We should be careful when we are writing `.pipe`-lines. The function going into a `.pipe()` might not be stateless. Here's an example:

In [None]:
def rename_columns(dataf):
    dataf.columns = ["a", "b"]
    return dataf 

date_df = make_ts_df()
date_df.pipe(rename_columns).columns, date_df.columns

In such a situation it is best to include a `.copy()` command. 

In [None]:
def rename_columns(dataf):
    dataf = dataf.copy()
    dataf.columns = ["a", "b"]
    return dataf 

date_df = make_ts_df()
date_df.pipe(rename_columns).columns, date_df.columns

Be careful with this. We want our functions to be stateless, otherwise we lose the benefits.

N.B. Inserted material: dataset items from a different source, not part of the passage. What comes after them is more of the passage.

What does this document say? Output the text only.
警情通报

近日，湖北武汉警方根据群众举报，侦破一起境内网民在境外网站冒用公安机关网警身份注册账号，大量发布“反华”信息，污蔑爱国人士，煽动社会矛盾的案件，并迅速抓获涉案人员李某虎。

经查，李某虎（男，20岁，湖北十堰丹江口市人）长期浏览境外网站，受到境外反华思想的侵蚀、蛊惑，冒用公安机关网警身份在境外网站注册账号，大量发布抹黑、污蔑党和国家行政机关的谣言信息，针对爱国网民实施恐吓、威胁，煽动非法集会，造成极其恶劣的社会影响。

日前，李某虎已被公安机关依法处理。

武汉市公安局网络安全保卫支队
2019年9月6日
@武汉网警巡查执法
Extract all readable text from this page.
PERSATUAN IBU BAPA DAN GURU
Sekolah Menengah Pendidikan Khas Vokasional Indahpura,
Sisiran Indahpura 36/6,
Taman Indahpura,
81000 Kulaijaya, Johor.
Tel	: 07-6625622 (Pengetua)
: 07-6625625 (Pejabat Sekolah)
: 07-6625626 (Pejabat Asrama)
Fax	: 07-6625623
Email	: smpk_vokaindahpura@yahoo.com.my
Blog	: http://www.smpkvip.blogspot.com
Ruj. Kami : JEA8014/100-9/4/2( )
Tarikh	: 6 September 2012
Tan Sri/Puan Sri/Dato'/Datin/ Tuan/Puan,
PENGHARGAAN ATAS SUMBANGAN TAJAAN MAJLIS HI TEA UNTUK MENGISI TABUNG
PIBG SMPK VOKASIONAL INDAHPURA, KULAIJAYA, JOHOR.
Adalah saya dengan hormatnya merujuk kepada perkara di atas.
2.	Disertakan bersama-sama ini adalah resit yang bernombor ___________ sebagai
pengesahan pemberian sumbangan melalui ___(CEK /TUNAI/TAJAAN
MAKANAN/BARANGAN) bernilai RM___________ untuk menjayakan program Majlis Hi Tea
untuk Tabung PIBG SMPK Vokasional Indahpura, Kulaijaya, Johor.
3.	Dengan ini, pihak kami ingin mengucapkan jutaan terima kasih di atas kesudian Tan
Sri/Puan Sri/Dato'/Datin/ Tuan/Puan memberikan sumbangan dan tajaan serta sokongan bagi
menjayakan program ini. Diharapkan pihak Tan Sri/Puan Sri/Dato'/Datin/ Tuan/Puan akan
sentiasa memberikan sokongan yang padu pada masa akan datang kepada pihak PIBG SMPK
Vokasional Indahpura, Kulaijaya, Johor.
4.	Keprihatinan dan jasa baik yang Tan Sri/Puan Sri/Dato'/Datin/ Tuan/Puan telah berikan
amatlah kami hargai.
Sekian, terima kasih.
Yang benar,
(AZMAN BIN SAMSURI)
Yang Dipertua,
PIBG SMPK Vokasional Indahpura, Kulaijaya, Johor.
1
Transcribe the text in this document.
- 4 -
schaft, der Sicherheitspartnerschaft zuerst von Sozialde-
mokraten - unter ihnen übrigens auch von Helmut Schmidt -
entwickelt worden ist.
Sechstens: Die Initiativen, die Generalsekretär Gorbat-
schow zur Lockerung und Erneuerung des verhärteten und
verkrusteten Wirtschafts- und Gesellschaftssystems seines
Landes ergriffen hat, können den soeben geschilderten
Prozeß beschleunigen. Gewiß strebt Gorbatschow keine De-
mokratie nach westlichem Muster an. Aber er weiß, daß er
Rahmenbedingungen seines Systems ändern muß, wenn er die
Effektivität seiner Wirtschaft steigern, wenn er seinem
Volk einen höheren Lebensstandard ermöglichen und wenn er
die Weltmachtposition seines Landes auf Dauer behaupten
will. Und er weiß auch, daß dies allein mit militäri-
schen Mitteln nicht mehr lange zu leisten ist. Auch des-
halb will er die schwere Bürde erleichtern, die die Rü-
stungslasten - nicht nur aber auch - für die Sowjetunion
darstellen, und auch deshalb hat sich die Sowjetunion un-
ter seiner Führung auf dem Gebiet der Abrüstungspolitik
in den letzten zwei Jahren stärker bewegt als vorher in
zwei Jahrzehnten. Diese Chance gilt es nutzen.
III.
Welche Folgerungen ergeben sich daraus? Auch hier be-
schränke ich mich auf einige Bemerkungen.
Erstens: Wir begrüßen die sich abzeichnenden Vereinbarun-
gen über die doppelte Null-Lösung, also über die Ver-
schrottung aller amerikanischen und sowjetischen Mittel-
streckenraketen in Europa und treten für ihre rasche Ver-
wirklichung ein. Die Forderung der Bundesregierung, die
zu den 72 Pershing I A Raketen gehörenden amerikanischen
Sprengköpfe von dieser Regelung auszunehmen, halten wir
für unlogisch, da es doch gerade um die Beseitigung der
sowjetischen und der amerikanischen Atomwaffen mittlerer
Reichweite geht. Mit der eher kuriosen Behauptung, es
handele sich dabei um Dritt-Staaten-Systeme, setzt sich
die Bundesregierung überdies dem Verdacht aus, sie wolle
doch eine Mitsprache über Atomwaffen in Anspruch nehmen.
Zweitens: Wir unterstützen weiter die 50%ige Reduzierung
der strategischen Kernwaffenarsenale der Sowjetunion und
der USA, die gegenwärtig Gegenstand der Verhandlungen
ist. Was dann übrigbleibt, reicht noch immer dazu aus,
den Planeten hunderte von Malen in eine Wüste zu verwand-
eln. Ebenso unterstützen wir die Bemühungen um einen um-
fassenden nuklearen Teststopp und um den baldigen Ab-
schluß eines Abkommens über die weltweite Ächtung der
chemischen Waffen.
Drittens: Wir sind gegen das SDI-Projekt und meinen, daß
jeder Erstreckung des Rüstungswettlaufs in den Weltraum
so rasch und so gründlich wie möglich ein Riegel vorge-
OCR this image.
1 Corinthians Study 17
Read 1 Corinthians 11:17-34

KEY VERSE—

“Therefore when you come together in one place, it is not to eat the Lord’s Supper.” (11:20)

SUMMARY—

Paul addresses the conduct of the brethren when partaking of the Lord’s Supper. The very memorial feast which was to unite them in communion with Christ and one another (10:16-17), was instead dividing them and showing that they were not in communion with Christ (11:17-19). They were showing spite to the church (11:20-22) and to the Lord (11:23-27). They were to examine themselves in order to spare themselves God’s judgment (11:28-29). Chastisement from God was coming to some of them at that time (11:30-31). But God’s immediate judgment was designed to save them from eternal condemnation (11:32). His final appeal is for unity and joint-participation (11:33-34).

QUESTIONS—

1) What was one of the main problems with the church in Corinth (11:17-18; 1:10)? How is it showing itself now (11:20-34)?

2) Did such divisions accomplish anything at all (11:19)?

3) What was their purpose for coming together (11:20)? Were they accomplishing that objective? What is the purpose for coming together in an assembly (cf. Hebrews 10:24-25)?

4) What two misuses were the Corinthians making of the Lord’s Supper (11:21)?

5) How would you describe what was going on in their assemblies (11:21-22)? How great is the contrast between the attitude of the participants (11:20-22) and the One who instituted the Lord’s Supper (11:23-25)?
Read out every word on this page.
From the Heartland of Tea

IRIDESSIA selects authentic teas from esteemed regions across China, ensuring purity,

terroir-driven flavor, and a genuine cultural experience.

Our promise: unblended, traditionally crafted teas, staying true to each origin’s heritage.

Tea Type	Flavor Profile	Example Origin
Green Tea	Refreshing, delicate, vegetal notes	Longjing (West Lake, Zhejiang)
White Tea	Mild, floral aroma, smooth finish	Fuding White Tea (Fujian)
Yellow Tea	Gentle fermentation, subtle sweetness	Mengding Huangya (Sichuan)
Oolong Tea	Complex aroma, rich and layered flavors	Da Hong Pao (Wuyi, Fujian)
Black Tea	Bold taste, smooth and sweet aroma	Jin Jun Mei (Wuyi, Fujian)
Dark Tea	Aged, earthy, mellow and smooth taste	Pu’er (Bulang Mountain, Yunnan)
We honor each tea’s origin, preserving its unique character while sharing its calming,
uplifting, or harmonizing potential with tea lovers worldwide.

Alternatively, you could use the `.rename()` method.

In [None]:
def rename_columns(dataf):
    return dataf.rename(columns={"date": "a", "value": "b"})

date_df = make_ts_df()
date_df.pipe(rename_columns).columns, date_df.columns

## Pipeline abstraction on higher Levels

To fully appreciate what the pandas pipelines can do, let us rewrite one function.

In [None]:
def remove_outliers(dataf, min_value=-2.0, max_value=2.0):
    return (dataf
            .loc[lambda d: d['value'] > min_value]
            .loc[lambda d: d['value'] < max_value])

prep_df = (date_df
           .pipe(parse_types)
           .pipe(clean_nan)
           .pipe(remove_outliers, max_value=0.5))
prep_df

The `.pipe()` can accept keyword arguments. This allows you to change, say, threshold values on a high level. No need to change the original function, you can change things from a higher level. This is great because it will encourage you to write functions that are general. 

# Conclusion 

> **"Pipelines are the only correct way to write pandas."**

This is a bold statement, but some of people very strongly about this. 

Even if you take this statement with a grain of salt, it is important to write your code in such a way that your notebooks remains clear - if it takes a lot of effort to understand the code of your colleagues, then your team will be slower than you want it to be. 

A notebook is a great scratchpad, but that is no excuse to write unclear code!